Synchronization and Shared Memory
The introduction of thread-level parallelism allows multiple threads within a block to share memory. This is done using the __shared__
keyword. Here’s an example of calculating the dot product using shared memory:
const int N = 33 * 1024;
const int threadsPerBlock = 256;
__global__ void dot(float *a, float *b, float *c) {
__shared__ float cache[threadsPerBlock];
int tid = threadIdx.x + blockIdx.x * blockDim.x;
int cacheIndex = threadIdx.x;
float temp = 0;
while (tid < N) {
temp += a[tid] * b[tid];
tid += blockDim.x * gridDim.x;
}
cache[cacheIndex] = temp;
__syncthreads();
// Reduction logic follows
}
The synchronization function __syncthreads()
ensures that all threads in the block have completed their computations before proceeding.
Reduction Techniques
To efficiently compute the sum across the shared cache, several techniques can be employed, such as using shared memory for intermediate sums and then reducing them within a single thread, often referred to as the "thread reduction" technique.
Using the cudaMemcpyAsync
function allows for asynchronous memory transfers, enabling better utilization of available resources by overlapping computation with data transfer.
Conclusion and Next Steps
This introduction to CUDA programming provides a foundation for understanding how to leverage GPU resources for parallel computation.

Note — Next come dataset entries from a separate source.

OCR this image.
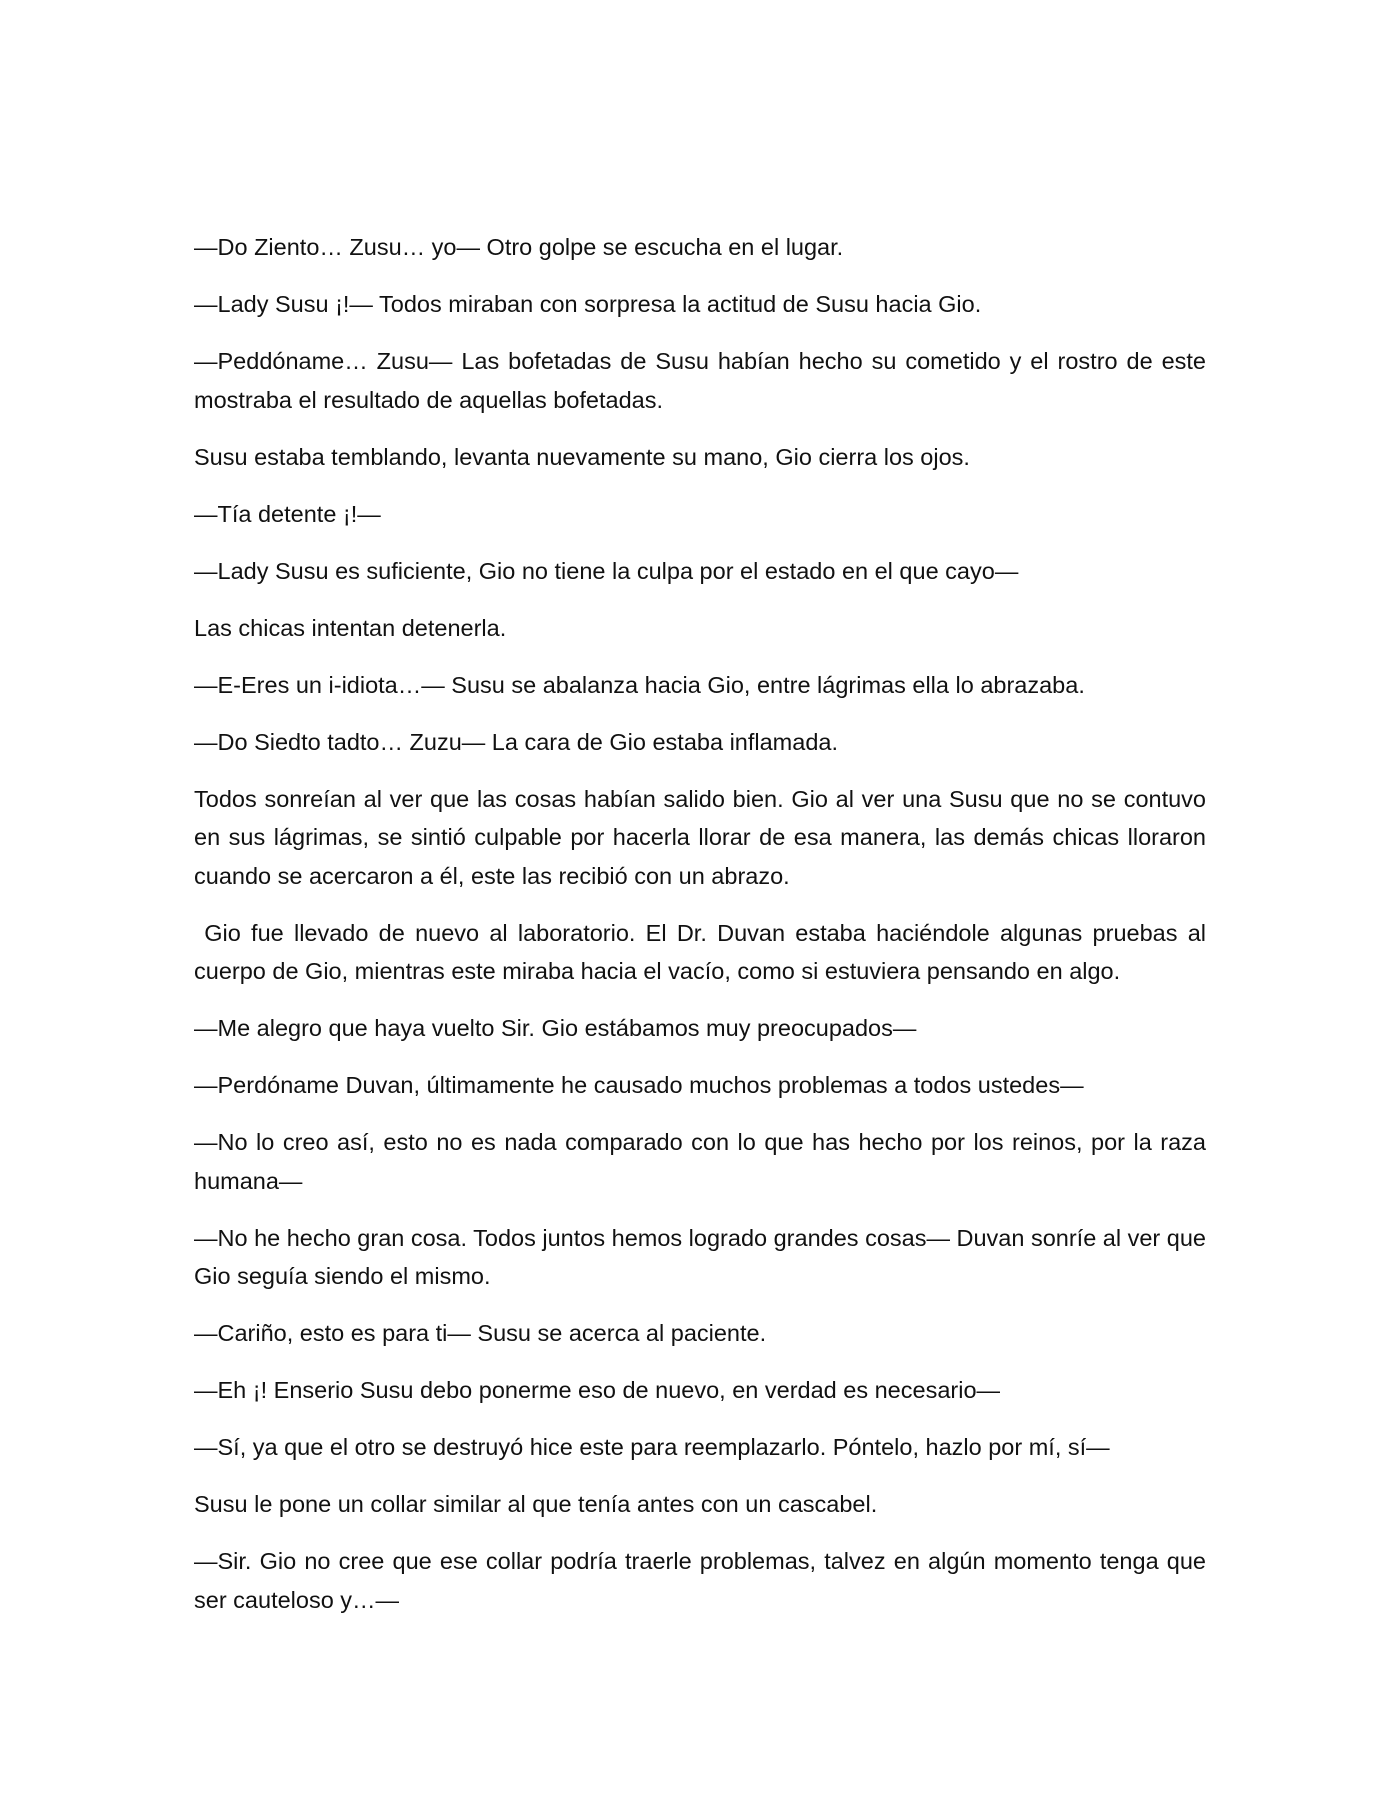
—Do Ziento… Zusu… yo— Otro golpe se escucha en el lugar.

—Lady Susu ¡!— Todos miraban con sorpresa la actitud de Susu hacia Gio.

—Peddóname… Zusu— Las bofetadas de Susu habían hecho su cometido y el rostro de este mostraba el resultado de aquellas bofetadas.

Susu estaba temblando, levanta nuevamente su mano, Gio cierra los ojos.

—Tía detente ¡!—

—Lady Susu es suficiente, Gio no tiene la culpa por el estado en el que cayo—

Las chicas intentan detenerla.

—E-Eres un i-idiota…— Susu se abalanza hacia Gio, entre lágrimas ella lo abrazaba.

—Do Siedto tadto… Zuzu— La cara de Gio estaba inflamada.

Todos sonreían al ver que las cosas habían salido bien. Gio al ver una Susu que no se contuvo en sus lágrimas, se sintió culpable por hacerla llorar de esa manera, las demás chicas lloraron cuando se acercaron a él, este las recibió con un abrazo.

Gio fue llevado de nuevo al laboratorio. El Dr. Duvan estaba haciéndole algunas pruebas al cuerpo de Gio, mientras este miraba hacia el vacío, como si estuviera pensando en algo.

—Me alegro que haya vuelto Sir. Gio estábamos muy preocupados—

—Perdóname Duvan, últimamente he causado muchos problemas a todos ustedes—

—No lo creo así, esto no es nada comparado con lo que has hecho por los reinos, por la raza humana—

—No he hecho gran cosa. Todos juntos hemos logrado grandes cosas— Duvan sonríe al ver que Gio seguía siendo el mismo.

—Cariño, esto es para ti— Susu se acerca al paciente.

—Eh ¡! Enserio Susu debo ponerme eso de nuevo, en verdad es necesario—

—Sí, ya que el otro se destruyó hice este para reemplazarlo. Póntelo, hazlo por mí, sí—

Susu le pone un collar similar al que tenía antes con un cascabel.

—Sir. Gio no cree que ese collar podría traerle problemas, talvez en algún momento tenga que ser cauteloso y…—
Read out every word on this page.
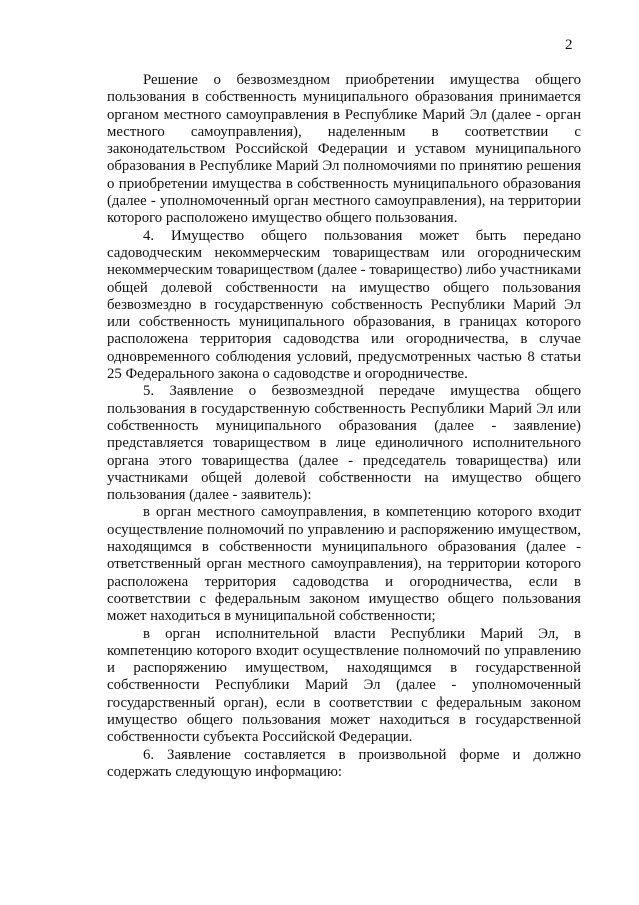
2

Решение о безвозмездном приобретении имущества общего пользования в собственность муниципального образования принимается органом местного самоуправления в Республике Марий Эл (далее - орган местного самоуправления), наделенным в соответствии с законодательством Российской Федерации и уставом муниципального образования в Республике Марий Эл полномочиями по принятию решения о приобретении имущества в собственность муниципального образования (далее - уполномоченный орган местного самоуправления), на территории которого расположено имущество общего пользования.

4. Имущество общего пользования может быть передано садоводческим некоммерческим товариществам или огородническим некоммерческим товариществом (далее - товарищество) либо участниками общей долевой собственности на имущество общего пользования безвозмездно в государственную собственность Республики Марий Эл или собственность муниципального образования, в границах которого расположена территория садоводства или огородничества, в случае одновременного соблюдения условий, предусмотренных частью 8 статьи 25 Федерального закона о садоводстве и огородничестве.

5. Заявление о безвозмездной передаче имущества общего пользования в государственную собственность Республики Марий Эл или собственность муниципального образования (далее - заявление) представляется товариществом в лице единоличного исполнительного органа этого товарищества (далее - председатель товарищества) или участниками общей долевой собственности на имущество общего пользования (далее - заявитель):

в орган местного самоуправления, в компетенцию которого входит осуществление полномочий по управлению и распоряжению имуществом, находящимся в собственности муниципального образования (далее - ответственный орган местного самоуправления), на территории которого расположена территория садоводства и огородничества, если в соответствии с федеральным законом имущество общего пользования может находиться в муниципальной собственности;

в орган исполнительной власти Республики Марий Эл, в компетенцию которого входит осуществление полномочий по управлению и распоряжению имуществом, находящимся в государственной собственности Республики Марий Эл (далее - уполномоченный государственный орган), если в соответствии с федеральным законом имущество общего пользования может находиться в государственной собственности субъекта Российской Федерации.

6. Заявление составляется в произвольной форме и должно содержать следующую информацию:
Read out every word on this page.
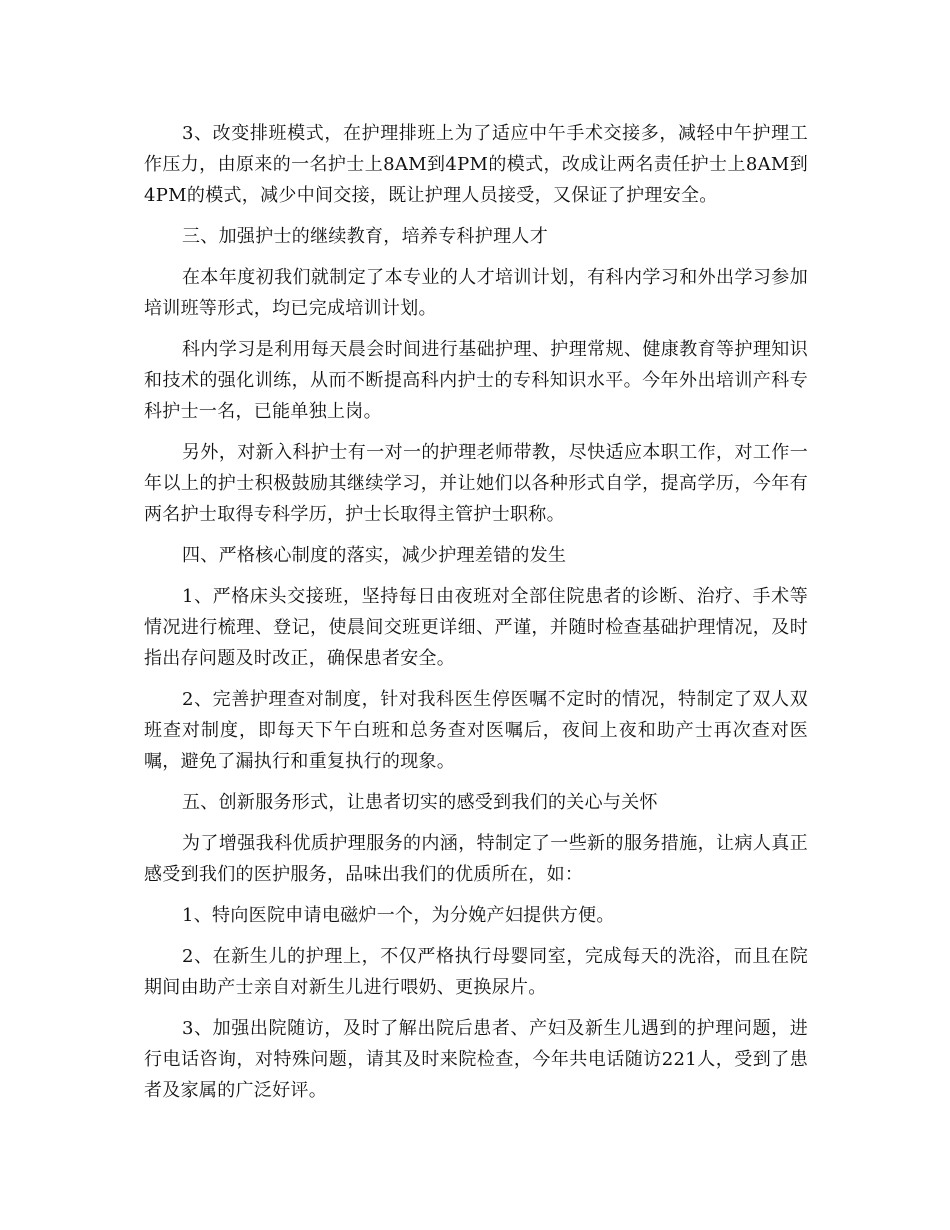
3、改变排班模式，在护理排班上为了适应中午手术交接多，减轻中午护理工作压力，由原来的一名护士上8AM到4PM的模式，改成让两名责任护士上8AM到4PM的模式，减少中间交接，既让护理人员接受，又保证了护理安全。

三、加强护士的继续教育，培养专科护理人才

在本年度初我们就制定了本专业的人才培训计划，有科内学习和外出学习参加培训班等形式，均已完成培训计划。

科内学习是利用每天晨会时间进行基础护理、护理常规、健康教育等护理知识和技术的强化训练，从而不断提高科内护士的专科知识水平。今年外出培训产科专科护士一名，已能单独上岗。

另外，对新入科护士有一对一的护理老师带教，尽快适应本职工作，对工作一年以上的护士积极鼓励其继续学习，并让她们以各种形式自学，提高学历，今年有两名护士取得专科学历，护士长取得主管护士职称。

四、严格核心制度的落实，减少护理差错的发生

1、严格床头交接班，坚持每日由夜班对全部住院患者的诊断、治疗、手术等情况进行梳理、登记，使晨间交班更详细、严谨，并随时检查基础护理情况，及时指出存问题及时改正，确保患者安全。

2、完善护理查对制度，针对我科医生停医嘱不定时的情况，特制定了双人双班查对制度，即每天下午白班和总务查对医嘱后，夜间上夜和助产士再次查对医嘱，避免了漏执行和重复执行的现象。

五、创新服务形式，让患者切实的感受到我们的关心与关怀

为了增强我科优质护理服务的内涵，特制定了一些新的服务措施，让病人真正感受到我们的医护服务，品味出我们的优质所在，如：

1、特向医院申请电磁炉一个，为分娩产妇提供方便。

2、在新生儿的护理上，不仅严格执行母婴同室，完成每天的洗浴，而且在院期间由助产士亲自对新生儿进行喂奶、更换尿片。

3、加强出院随访，及时了解出院后患者、产妇及新生儿遇到的护理问题，进行电话咨询，对特殊问题，请其及时来院检查，今年共电话随访221人，受到了患者及家属的广泛好评。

In future sections, we will delve deeper into advanced topics such as constant memory, texture memory, and multi-GPU setups to further enhance performance.
This guide serves as a comprehensive introduction to CUDA programming, encapsulating fundamental concepts and providing practical examples to help you get started efficiently. For further learning, exploring advanced CUDA features and optimizing existing code will be beneficial.